The Geography of Girlhood
- Author: Kirsten Smith
- Language: English
- Genre: Coming-of-age
- Publisher: Little, Brown and Company
- Publication date: 2006
- Publication place: United States
- Media type: Print
- Pages: 184
- ISBN: 0316160210
- OCLC: 64179036
- Dewey Decimal: 813.6
- LC Class: PS3619.M5894

= The Geography of Girlhood =

2006 novel by Kirsten Smith

The Geography of Girlhood is a coming of age novel written in verse by American writer Kirsten Smith, published by Little, Brown and Company in 2006. The novel follows Penny Morrow, a fourteen-year-old with a missing mother, a wild older sister, a protective younger stepbrother and one severe crush on absolutely the wrong guy.
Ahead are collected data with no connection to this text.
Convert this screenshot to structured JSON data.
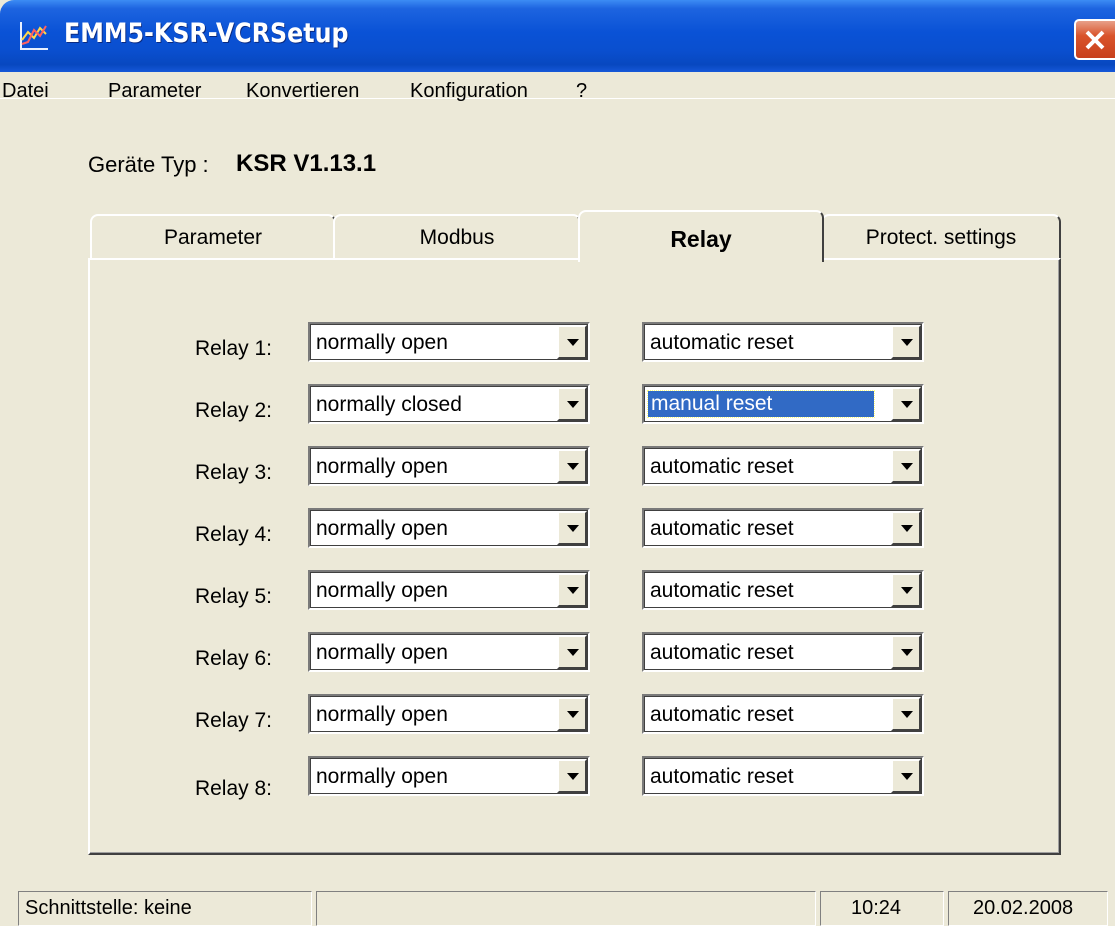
{
  "window": {
    "title": "EMM5-KSR-VCRSetup"
  },
  "menu": [
    "Datei",
    "Parameter",
    "Konvertieren",
    "Konfiguration",
    "?"
  ],
  "device": {
    "label": "Geräte Typ :",
    "value": "KSR V1.13.1"
  },
  "tabs": [
    {
      "label": "Parameter",
      "active": false
    },
    {
      "label": "Modbus",
      "active": false
    },
    {
      "label": "Relay",
      "active": true
    },
    {
      "label": "Protect. settings",
      "active": false
    }
  ],
  "relays": [
    {
      "label": "Relay 1:",
      "contact": "normally open",
      "reset": "automatic reset"
    },
    {
      "label": "Relay 2:",
      "contact": "normally closed",
      "reset": "manual reset"
    },
    {
      "label": "Relay 3:",
      "contact": "normally open",
      "reset": "automatic reset"
    },
    {
      "label": "Relay 4:",
      "contact": "normally open",
      "reset": "automatic reset"
    },
    {
      "label": "Relay 5:",
      "contact": "normally open",
      "reset": "automatic reset"
    },
    {
      "label": "Relay 6:",
      "contact": "normally open",
      "reset": "automatic reset"
    },
    {
      "label": "Relay 7:",
      "contact": "normally open",
      "reset": "automatic reset"
    },
    {
      "label": "Relay 8:",
      "contact": "normally open",
      "reset": "automatic reset"
    }
  ],
  "status": {
    "interface": "Schnittstelle: keine",
    "message": "",
    "time": "10:24",
    "date": "20.02.2008"
  },
  "colors": {
    "titlebar": "#0a52d6",
    "window_bg": "#ece9d8",
    "selection": "#316ac5",
    "close": "#d9542b"
  }
}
To make matters worse, Penny's trapped in a small town in the Pacific Northwest, where "nothing ever happens / and if it does / all the things with wings / fly away."

== Reception ==
Booklist's Cindy Dobrez called the novel "powerful" and highlighted how "the geography metaphor and wanderlust theme successfully connect the poems, some of which were published previously in literary journals".
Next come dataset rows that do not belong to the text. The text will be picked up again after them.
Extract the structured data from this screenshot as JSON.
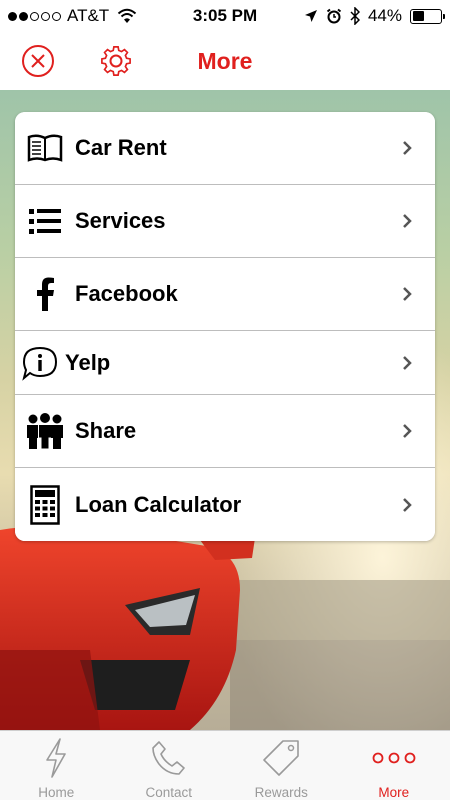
{
  "status_bar": {
    "carrier": "AT&T",
    "time": "3:05 PM",
    "battery": "44%",
    "battery_level": 0.44,
    "signal_bars": 2
  },
  "header": {
    "title": "More",
    "close_icon": "close-circle-icon",
    "settings_icon": "gear-icon"
  },
  "menu": {
    "items": [
      {
        "label": "Car Rent",
        "icon": "book-icon"
      },
      {
        "label": "Services",
        "icon": "list-icon"
      },
      {
        "label": "Facebook",
        "icon": "facebook-icon"
      },
      {
        "label": "Yelp",
        "icon": "info-bubble-icon"
      },
      {
        "label": "Share",
        "icon": "people-icon"
      },
      {
        "label": "Loan Calculator",
        "icon": "calculator-icon"
      }
    ]
  },
  "tabs": [
    {
      "label": "Home",
      "icon": "lightning-icon",
      "active": false
    },
    {
      "label": "Contact",
      "icon": "phone-icon",
      "active": false
    },
    {
      "label": "Rewards",
      "icon": "tag-icon",
      "active": false
    },
    {
      "label": "More",
      "icon": "more-dots-icon",
      "active": true
    }
  ],
  "colors": {
    "accent": "#e0201e",
    "tab_inactive": "#9a9a9a",
    "separator": "#bdbdbd"
  }
}
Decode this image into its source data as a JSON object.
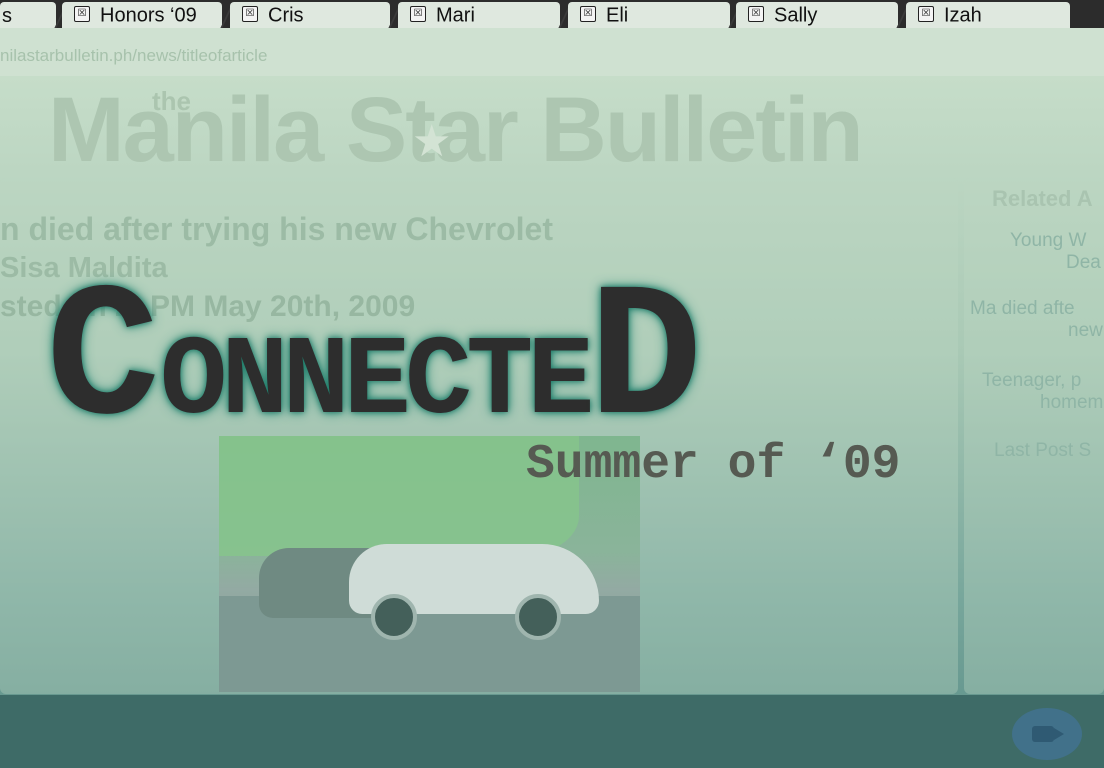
{
  "browser": {
    "tabs": [
      {
        "label": "s"
      },
      {
        "label": "Honors ‘09"
      },
      {
        "label": "Cris"
      },
      {
        "label": "Mari"
      },
      {
        "label": "Eli"
      },
      {
        "label": "Sally"
      },
      {
        "label": "Izah"
      }
    ],
    "tab_icon": "☒",
    "url": "nilastarbulletin.ph/news/titleofarticle"
  },
  "site": {
    "the": "the",
    "masthead": "Manila Star Bulletin",
    "star": "★"
  },
  "article": {
    "headline": "n died after trying his new Chevrolet",
    "author": "Sisa Maldita",
    "posted": "sted on 2:    PM May 20th, 2009"
  },
  "related": {
    "title": "Related A",
    "items": [
      {
        "line1": "Young W",
        "line2": "Dea"
      },
      {
        "line1": "Ma died afte",
        "line2": "new"
      },
      {
        "line1": "Teenager, p",
        "line2": "homem"
      },
      {
        "line1": "Last Post S",
        "line2": ""
      }
    ]
  },
  "overlay": {
    "title_first": "C",
    "title_middle": "ONNECTE",
    "title_last": "D",
    "subtitle": "Summer of ‘09"
  },
  "colors": {
    "accent_glow": "#1f7a68",
    "page_top": "#c6ddc9",
    "page_bottom": "#5c8f88",
    "bottom_bar": "#3e6b67"
  },
  "icons": {
    "tab_favicon": "favicon-icon",
    "chat": "video-chat-icon"
  }
}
According to School Library Journals Renee Steinberg, The Geography of Girlhood provides "a penetrating portrait of growing up female" through Penny's "memorable" voice, which offers "clarity", "keen understanding", and "apt metaphors".

Kirkus Reviews focused on the development of the main character: "Penny’s transformation from shy little sister to mature teenager is gratifying, and readers will be enormously satisfied that Penny has grown from ditz to balanced young woman, ready to handle the challenges of adulthood."